I did and the book I picked was “Journey’s Out of Body” by Robert Monroe, stories of a man who could leave his body at will and travel wherever he wanted.
He started the Monroe Institute in Faber, Virginia, to continue his research. I start to believe something when the experiment can be repeated and his certainly could. So this confirmed the phenomenon is real but it still didn’t tell me what the modus operandi was. The consciousness must be contained in something.
My next clues came from two experiments undertaken by two people a world apart. The first was Dr. W. Tiller, Professor Emeritus at UC Berkley. His experiment showed there was more to consciousness than meets the eye.
He discovered that conscious thought has the ability to alter physical matter. He was able to alter the pH of water simply by direct thought at the container. He called this ability Psychoenergetics.

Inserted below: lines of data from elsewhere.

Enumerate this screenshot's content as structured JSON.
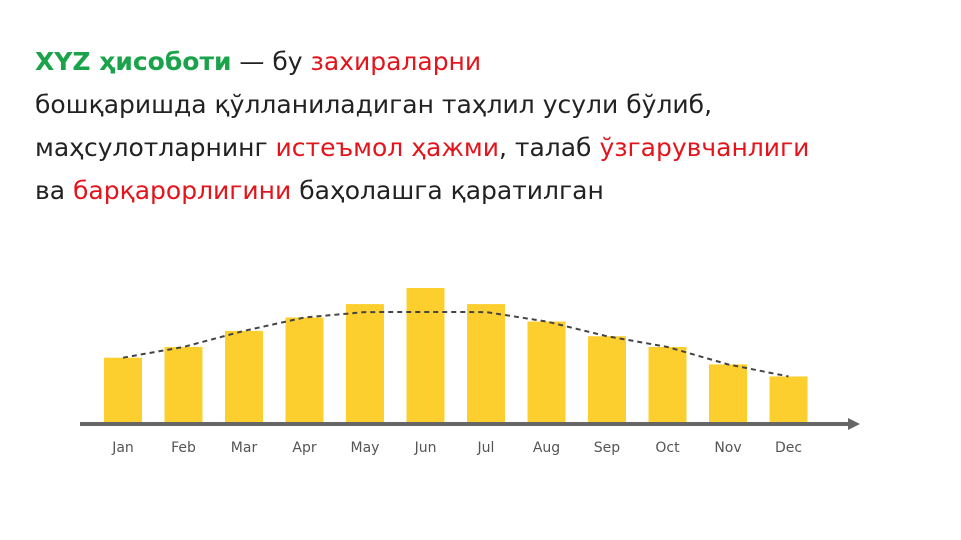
{
  "paragraph": {
    "term": "XYZ ҳисоботи",
    "t1": " — бу ",
    "h1": "захираларни",
    "t2": " бошқаришда қўлланиладиган таҳлил усули бўлиб, маҳсулотларнинг ",
    "h2": "истеъмол ҳажми",
    "t3": ", талаб ",
    "h3": "ўзгарувчанлиги",
    "t4": " ва ",
    "h4": "барқарорлигини",
    "t5": " баҳолашга қаратилган"
  },
  "colors": {
    "term": "#1aa34a",
    "highlight": "#e3141b",
    "bar": "#fccf2f",
    "axis": "#666666",
    "trend": "#444444"
  },
  "chart_data": {
    "type": "bar",
    "categories": [
      "Jan",
      "Feb",
      "Mar",
      "Apr",
      "May",
      "Jun",
      "Jul",
      "Aug",
      "Sep",
      "Oct",
      "Nov",
      "Dec"
    ],
    "values": [
      48,
      56,
      68,
      78,
      88,
      100,
      88,
      75,
      64,
      56,
      43,
      34
    ],
    "trendline": "dashed curve",
    "title": "",
    "xlabel": "",
    "ylabel": "",
    "grid": false
  }
}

The other experiment was one undertaken by Masaru Emoto of Yokohama Japan. He discovered that the formation of ice crystals could be affected and manipulated, again, by thought alone.

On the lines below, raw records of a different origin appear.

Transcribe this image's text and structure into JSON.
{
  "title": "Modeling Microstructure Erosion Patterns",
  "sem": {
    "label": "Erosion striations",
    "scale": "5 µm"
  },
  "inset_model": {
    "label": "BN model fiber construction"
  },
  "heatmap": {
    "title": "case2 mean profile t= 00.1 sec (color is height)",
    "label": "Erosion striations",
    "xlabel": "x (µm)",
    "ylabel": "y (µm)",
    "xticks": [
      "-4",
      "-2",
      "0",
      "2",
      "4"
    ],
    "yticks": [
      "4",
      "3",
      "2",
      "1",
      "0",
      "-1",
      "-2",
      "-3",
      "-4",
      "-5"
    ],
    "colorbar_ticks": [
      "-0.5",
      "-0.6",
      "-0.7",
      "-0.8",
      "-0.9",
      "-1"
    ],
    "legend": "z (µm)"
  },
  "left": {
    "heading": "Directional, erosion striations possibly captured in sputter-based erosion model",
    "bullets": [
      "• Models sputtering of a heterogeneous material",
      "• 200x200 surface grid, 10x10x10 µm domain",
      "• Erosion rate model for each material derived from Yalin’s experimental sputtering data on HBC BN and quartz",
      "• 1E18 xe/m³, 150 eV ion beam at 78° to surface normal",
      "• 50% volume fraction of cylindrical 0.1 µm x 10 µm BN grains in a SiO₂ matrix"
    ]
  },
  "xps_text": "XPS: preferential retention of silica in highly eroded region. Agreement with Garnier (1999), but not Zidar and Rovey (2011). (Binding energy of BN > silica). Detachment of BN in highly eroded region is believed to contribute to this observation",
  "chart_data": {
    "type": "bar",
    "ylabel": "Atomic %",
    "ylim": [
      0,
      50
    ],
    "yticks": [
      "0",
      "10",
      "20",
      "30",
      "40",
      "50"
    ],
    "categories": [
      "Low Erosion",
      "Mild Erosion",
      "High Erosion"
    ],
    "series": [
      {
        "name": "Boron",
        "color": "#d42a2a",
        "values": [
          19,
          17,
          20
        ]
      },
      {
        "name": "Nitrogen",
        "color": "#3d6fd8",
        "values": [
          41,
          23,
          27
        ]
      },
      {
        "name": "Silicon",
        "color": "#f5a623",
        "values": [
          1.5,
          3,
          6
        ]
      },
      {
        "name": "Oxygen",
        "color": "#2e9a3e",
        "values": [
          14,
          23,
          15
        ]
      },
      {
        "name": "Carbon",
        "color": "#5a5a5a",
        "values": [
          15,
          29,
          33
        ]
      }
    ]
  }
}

What is the connection between thought and consciousness?
If matter can be affected by thought, it follows that thought must have or be energy. So what is the connection between thought and consciousness? The answer seems to be quite complicated and appears to be an extensive subject. However, there is a consensus that without physical consciousness, there is no thought. This is where it gets interesting.
During an NDE, the person is usually physically unconscious, quite often under anaesthesia, but has reported they have become conscious when they leave their body and can think, are aware and have intent as if they were physically conscious.
We can, therefore, conclude this consciousness is the same no matter what the physical condition of the body. The next question is: how can the consciousness leave the body? We know it is or has energy, but we need more information.